Anyway - if it all ended tomorrow, I'd be happy enough - it's a blast, but it's not my life. Which is a good thing. It's like being able to take a social drink after coming out of rehab, and not having to worry about a relapse.

Anyway - tune in!

Posted by Mitch at April 17, 2004 08:29 AM
Comments

Saturday afternoon radio has been wonderful. I have been listening while doing yard work. The Patriot needs to spring for additional microphones, chairs, space, etc. It sounds like you are sitting in each others laps sharing a single microphone.

Posted by: kevin at April 19, 2004 09:50 AM

Forget mics, chairs, etc. How about getting the Patriot to spring for a few more watts (or maybe a repeater station) for us folks up NW of the metro area!

Posted by: Mike at April 19, 2004 06:25 PM

I'll second the comment on a few more watts, but for me it's the SE metro.
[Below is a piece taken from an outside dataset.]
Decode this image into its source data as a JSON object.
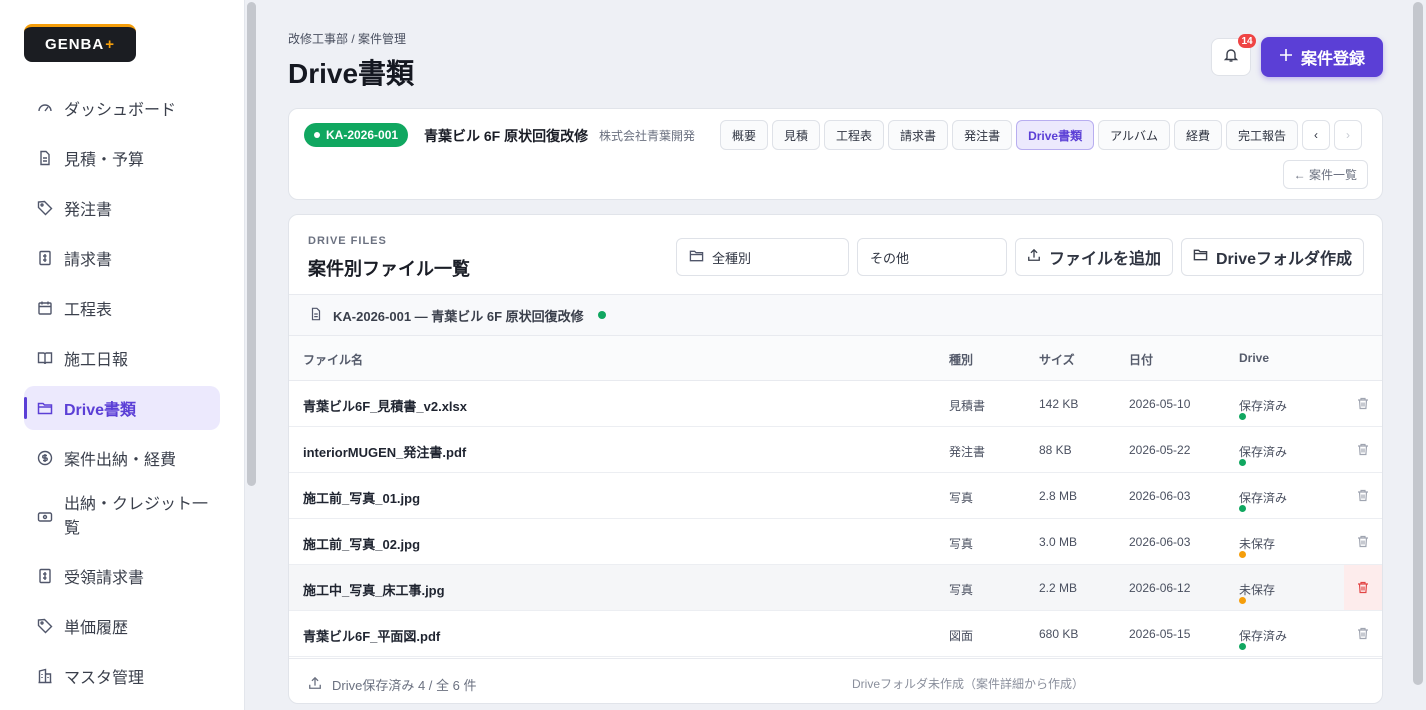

I love listening to it, but by the time I cross the Wakota Bridge on 494 I have to switch to KSTP or plop in a CD since the signal just dies. That gives me a 30-minute window every day to get my fix of Hugh and that just reeks.

Posted by: nerdbert at April 19, 2004 11:19 PM

I've enjoyed the NA (incidentally, if you were the Northern Viking Alliance you would be the NVA) guest-hosting for Hugh. You fellows are certainly intellectual and informative. More importantly, you are entertaining.

One quibble. You need to improve on stepping on each other's lines. Allow some breathing room and don't be so breathless in launching into an opposing view.